Fluttering her fan nervously, she chatted with him, asked him questions, laughed,-all with a little air of frivolity, and carelessness. She felt a sort of resentment toward him, and this lead her once or twice to make a remark designed ”to take him down off the high horse” that she imagined (on no grounds whatever) that he had mounted. His expression of bewilderment and polite surprise gave her a satisfaction that was not unmixed with regret and displeasure at herself. At length, when the music started up again, he asked her to dance. By this time, his manner had grown a little cold and formal, and Lily was piqued. So, with a little shake of her head, she told him that she had promised this one to Mr. Webster. There was something in her slight hesitation before she answered that made him feel that this was not quite true; and, hurt and puzzled, he bowed, expressed his regret, and the hope that he might have the pleasure later, and withdrew. On the whole, Jane's diplomacy had been anything but successful.

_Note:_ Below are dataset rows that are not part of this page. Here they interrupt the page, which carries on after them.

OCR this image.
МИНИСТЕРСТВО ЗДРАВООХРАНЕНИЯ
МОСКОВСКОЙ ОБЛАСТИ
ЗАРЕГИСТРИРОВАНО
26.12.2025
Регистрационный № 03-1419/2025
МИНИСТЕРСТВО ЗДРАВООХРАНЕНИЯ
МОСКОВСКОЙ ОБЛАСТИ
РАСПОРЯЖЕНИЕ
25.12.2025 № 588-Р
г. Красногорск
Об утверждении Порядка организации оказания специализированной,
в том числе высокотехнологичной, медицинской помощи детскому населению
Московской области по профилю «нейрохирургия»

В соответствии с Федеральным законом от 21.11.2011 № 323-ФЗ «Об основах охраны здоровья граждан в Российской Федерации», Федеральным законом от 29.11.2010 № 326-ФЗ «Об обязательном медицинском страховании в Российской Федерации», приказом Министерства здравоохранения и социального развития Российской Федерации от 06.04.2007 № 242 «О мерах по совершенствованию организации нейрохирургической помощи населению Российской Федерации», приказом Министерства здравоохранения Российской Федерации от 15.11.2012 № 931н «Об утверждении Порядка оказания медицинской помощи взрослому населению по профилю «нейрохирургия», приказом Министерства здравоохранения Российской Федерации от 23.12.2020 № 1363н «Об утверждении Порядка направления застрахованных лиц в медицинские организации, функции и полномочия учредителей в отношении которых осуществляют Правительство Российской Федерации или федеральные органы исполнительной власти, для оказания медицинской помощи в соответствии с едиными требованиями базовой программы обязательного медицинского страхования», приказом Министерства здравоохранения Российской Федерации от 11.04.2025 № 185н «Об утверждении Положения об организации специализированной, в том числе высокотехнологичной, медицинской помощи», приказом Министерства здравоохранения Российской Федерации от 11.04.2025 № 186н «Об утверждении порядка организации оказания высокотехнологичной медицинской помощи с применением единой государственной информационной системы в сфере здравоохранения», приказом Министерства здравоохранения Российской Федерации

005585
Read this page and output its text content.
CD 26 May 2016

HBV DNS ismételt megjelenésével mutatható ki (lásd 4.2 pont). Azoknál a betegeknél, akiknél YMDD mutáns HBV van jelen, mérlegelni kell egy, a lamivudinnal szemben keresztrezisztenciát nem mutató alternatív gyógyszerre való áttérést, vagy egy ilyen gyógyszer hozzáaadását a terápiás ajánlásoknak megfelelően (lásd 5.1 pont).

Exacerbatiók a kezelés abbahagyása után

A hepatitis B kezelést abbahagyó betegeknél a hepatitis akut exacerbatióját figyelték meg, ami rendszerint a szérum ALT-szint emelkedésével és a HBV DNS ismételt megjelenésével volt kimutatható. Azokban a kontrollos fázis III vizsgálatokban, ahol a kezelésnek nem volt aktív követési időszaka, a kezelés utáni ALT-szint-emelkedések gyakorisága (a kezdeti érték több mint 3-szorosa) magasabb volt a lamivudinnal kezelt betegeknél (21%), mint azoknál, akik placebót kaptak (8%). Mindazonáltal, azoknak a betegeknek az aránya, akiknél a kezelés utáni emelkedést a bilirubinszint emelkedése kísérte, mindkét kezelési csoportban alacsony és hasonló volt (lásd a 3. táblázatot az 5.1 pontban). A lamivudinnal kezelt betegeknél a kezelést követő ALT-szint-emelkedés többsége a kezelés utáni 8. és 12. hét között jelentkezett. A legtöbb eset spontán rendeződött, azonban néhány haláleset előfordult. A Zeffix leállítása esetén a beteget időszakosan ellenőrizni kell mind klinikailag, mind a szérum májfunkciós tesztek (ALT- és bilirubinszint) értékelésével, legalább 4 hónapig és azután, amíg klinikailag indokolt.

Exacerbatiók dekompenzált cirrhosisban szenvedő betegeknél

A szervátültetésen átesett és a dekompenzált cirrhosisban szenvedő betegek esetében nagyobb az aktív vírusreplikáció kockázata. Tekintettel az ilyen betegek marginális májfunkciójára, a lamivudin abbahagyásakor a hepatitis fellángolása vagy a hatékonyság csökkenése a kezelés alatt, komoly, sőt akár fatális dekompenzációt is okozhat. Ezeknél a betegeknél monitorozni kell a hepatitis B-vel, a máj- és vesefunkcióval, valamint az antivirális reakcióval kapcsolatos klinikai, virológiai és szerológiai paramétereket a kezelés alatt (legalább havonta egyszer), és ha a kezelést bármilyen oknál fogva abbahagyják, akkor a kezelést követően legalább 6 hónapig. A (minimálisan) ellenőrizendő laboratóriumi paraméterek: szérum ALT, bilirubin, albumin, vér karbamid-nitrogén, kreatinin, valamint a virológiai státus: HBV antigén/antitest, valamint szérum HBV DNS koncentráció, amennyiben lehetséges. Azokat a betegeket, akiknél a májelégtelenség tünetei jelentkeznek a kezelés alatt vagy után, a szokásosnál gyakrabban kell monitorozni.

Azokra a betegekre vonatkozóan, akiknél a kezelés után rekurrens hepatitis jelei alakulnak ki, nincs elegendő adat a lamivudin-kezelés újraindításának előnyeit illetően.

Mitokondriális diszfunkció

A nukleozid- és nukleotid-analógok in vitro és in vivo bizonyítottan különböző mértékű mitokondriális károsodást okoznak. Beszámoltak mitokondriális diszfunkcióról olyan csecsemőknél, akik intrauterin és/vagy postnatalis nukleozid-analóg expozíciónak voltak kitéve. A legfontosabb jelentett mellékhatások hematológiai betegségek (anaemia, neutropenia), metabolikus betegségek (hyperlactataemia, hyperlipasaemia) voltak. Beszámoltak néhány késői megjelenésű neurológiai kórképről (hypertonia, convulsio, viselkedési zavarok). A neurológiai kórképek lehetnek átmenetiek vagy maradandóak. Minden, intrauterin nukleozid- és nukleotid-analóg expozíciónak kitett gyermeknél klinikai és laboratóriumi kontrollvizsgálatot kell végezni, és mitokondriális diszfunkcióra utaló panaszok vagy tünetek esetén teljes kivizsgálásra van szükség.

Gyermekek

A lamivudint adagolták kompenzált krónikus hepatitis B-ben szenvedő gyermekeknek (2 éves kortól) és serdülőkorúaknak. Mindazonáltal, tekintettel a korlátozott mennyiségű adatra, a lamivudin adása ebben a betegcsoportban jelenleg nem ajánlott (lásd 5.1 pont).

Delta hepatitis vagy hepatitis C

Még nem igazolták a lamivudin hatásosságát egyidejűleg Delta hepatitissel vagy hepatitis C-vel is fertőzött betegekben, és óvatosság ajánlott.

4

Mr. Sheridan slipped out to smoke a cigar in the fresh, cold air, and to meditate on the irritating vagaries of the feminine gender. Lily's reception had hurt him more than he liked to admit even to himself.

”What was the matter with her? She wasn't a bit like that before-she seemed so gentle and unspoiled and kind. Hang it, there's no way of understanding what a girl really is like, anyhow. I've just been an idiot.”

After a moment or two, he told himself fiercely,

”Well, if she doesn't want to dance with me, I certainly shan't bother her.”